Looking at Disney, the general market environment looks unattractive for the first quarter of 2022. In 2020 and 2021 the winter quarter brought an upsurge in Covid-19 infections that took a bite out of economic activity and out of consumer and investor confidence. I don’t see any reason to think that 2022 will be any different. Even before the arrival of the Omicron Variant, the Delta Variant promised an increase in infections as more activity was forced inside by winter weather. I think that this is forecast that is almost certain to come true.

This pattern also has a company specific effect on Disney. A resurgence of infections and any possible tumble in travel is likely to stop the improvement in Disney’s parks unit in its tracks.

And the Pandemic looks to have pulled new subscriber growth for Disney+ ahead so that now the company is guiding growth forecasts for the streaming service lower for 2022. Disney’s solution, and it seems a totally reasonable one, is to up its spending on content for Disney+ in 2022. That will, the company says, and this makes sense to me, drive more new subscribers to the platform. And as the big bulge in Pandemic pull-forwards for subscriber growth moves into the past, growth rates for Disney+ will start to climb and to look more impressive to Wal Street.

The problem, though, and it’s one that Disney flagged in its most recent conference call and guidance, is that producing new content takes time, and marketing new content in order to generate subscriber growth takes even more time. Disney+ should see the positive effects of all this spending on content toward the end of 2022. (Which, of course, means that in the beginning of 2022, investors will see the effect of all that spending on the balance sheet.)

Where does that leave the buy on the dip investor?

I think you’ve got several alternatives.

The one requiring the most discipline would require you to wait until March 2022 or so to buy Disney because the worst of the market- and company-specific negatives will be behind the stock by then. I think you’re likely to get Disney then at something like the $127 level August-September 2020–another $15 a share down from today’s close. That’s not an insignificant amount of cash.

This approach does, of course, leave you open to missing the turn with all the worry and anguish that entails.

The second approach says the stock is, at some point, cheap enough so that you’re willing to take a chance on missing the absolute bottom. The August-September low of $127 is roughly 11% from today’s close. Maybe that’s close enough. (This logic does require you to believe that the $127 low of August-September will mark the 2022 low.That’s questionable given that the Federal Reserve looks to be raising interest rates in the last half of 2022. And that if the Fed doesn’t raise rates it will b because the U.S. economy has slowed.)

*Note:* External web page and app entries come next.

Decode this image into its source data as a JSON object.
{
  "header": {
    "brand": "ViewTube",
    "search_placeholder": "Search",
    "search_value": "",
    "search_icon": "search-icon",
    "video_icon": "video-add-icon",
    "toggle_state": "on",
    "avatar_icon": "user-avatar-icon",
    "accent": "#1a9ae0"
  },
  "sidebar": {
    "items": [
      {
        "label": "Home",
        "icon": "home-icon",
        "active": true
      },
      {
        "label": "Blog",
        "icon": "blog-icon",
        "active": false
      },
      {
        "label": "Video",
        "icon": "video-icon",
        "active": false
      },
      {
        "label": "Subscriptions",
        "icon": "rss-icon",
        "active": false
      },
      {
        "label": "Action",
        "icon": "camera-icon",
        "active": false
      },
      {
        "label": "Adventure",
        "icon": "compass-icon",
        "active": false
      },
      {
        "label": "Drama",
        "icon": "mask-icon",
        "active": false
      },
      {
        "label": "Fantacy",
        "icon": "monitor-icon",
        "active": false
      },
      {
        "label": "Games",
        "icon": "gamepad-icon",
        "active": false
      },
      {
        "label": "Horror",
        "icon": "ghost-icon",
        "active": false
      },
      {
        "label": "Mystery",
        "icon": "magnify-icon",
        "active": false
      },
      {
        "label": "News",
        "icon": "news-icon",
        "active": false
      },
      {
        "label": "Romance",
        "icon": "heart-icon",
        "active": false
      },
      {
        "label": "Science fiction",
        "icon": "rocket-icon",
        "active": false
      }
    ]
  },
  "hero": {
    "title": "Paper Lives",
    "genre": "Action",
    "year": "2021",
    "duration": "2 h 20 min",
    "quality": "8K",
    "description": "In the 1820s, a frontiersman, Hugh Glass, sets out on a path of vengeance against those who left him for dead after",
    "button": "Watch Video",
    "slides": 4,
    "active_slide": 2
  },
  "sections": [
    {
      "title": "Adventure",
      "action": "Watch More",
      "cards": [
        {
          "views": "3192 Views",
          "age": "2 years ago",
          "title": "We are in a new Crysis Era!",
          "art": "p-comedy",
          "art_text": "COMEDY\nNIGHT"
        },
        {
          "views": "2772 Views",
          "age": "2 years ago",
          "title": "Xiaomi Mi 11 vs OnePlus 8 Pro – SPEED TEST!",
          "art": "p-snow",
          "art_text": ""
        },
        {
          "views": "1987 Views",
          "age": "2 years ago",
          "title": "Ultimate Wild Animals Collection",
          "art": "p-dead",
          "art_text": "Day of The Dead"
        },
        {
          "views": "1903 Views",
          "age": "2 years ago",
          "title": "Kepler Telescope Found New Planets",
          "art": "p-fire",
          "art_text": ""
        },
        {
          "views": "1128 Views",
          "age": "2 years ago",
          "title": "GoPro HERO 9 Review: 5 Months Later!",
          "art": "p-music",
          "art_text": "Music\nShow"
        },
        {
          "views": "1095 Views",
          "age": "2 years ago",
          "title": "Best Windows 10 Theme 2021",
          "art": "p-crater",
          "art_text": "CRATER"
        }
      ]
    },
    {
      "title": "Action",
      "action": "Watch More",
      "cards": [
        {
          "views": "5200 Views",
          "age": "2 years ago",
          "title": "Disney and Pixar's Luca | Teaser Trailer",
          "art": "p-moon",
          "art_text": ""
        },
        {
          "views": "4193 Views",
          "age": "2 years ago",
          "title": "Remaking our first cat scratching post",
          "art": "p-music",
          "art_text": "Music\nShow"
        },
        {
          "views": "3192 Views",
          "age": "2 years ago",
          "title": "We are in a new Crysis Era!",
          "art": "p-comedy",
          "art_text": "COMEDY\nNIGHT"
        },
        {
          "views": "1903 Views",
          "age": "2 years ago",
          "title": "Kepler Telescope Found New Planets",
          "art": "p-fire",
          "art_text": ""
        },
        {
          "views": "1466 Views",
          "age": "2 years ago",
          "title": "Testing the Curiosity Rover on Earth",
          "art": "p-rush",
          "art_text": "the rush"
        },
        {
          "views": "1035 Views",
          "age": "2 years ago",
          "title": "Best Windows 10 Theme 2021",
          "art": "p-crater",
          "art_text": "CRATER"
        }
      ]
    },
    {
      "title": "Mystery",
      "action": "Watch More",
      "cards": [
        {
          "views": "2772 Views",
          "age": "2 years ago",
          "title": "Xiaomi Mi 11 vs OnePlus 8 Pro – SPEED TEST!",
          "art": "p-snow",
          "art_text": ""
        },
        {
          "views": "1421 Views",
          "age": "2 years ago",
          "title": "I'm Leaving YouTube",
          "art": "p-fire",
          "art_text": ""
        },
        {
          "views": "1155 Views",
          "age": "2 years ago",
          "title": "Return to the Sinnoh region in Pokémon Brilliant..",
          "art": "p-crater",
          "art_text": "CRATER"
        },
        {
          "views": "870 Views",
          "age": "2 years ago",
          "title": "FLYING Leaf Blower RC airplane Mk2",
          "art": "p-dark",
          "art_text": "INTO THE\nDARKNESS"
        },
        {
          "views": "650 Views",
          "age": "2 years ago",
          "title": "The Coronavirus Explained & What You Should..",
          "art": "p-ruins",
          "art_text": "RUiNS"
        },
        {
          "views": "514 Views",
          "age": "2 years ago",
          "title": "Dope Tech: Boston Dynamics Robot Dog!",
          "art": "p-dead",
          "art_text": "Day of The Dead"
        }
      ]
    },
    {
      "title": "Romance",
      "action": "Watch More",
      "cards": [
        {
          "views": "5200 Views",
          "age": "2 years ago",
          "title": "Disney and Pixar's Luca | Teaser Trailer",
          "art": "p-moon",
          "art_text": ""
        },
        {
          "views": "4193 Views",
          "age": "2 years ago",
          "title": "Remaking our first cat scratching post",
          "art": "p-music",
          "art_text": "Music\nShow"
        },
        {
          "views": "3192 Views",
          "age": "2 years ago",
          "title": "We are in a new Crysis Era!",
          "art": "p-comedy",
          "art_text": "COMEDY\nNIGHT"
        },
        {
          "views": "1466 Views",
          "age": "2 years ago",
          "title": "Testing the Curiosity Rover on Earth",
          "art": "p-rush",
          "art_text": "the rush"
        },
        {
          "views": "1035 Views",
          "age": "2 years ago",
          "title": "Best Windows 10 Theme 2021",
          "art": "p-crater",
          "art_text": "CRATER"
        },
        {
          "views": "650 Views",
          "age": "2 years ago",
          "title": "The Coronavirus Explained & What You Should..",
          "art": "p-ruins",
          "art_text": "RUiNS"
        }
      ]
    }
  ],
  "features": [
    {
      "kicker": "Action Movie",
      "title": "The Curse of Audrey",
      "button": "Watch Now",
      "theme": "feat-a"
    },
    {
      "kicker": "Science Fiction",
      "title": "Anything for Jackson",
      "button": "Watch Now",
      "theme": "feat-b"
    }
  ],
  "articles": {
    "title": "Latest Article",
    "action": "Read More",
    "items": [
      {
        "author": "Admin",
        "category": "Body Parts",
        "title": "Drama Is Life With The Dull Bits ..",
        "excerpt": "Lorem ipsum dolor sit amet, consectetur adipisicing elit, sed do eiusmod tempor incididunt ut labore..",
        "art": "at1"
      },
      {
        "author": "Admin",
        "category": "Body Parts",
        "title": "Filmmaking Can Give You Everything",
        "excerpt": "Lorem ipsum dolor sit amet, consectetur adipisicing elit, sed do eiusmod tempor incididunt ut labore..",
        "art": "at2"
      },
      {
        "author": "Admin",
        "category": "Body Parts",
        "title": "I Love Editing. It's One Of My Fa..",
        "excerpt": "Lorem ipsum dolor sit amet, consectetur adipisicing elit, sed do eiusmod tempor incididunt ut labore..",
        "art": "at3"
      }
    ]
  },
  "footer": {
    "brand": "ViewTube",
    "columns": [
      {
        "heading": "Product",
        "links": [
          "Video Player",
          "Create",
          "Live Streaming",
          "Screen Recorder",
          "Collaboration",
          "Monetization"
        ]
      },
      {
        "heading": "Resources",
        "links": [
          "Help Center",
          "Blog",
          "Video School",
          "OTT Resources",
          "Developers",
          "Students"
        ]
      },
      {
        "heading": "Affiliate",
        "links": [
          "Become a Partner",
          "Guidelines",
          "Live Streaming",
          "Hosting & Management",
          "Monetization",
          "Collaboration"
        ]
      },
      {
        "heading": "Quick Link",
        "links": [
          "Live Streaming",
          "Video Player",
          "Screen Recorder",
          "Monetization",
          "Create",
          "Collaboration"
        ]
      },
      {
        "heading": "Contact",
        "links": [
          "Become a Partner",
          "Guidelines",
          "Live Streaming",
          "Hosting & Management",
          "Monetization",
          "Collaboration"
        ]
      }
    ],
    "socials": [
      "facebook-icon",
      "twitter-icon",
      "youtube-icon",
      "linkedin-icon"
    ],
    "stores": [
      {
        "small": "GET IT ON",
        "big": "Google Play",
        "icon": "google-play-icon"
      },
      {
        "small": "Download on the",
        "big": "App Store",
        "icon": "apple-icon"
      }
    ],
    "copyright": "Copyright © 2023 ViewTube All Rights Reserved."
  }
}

A third alternative might be to split the difference and buy part of a position now and part later.

Me? I prefer to wait on Disney and other buy on the dip candidates until I see evidence of a turn in the market in general and/or in the fortunes of the individual companies.

That plays out very differently for specific stocks among the 25 buy on the dip candidates that I’m watching on JubakAm.com. For Applied Materials (AMAT) and other chip equipment stocks, the company and sector specific trend as we head into 2022 is already so strong that if I can get these shares now on some dip, I’d buy them. For other buy on the dip stocks, Oatley (OTLY), for example, I’d like to see evidence that the company specific problem that has pummeled the stock has reversed its negative trend. For still other buy on the dip candidates, MGM Resorts International (MGM), for example, I’d like to see an improvement in the general economy and the Pandemic trends–buying a Las Vegas heavy casino and hotel operator as we head into the winter season for infections strikes me as bad timing.

That’s some of my thinking about when to pull the trigger on any of the 25 stocks I’m following in my Dip-O-Meter on JubakAm.com. I’ll revise that tool–and some of my thinking too I’m sure–on Sunday when I plug new numbers into that model. (Some of the readers on JubakAm.com have asked if I can put up a spreadsheet that you can track at home as part of the Dip-O-Meter. Don’t see why that won’t be possible. I’m working on it for the next revision.)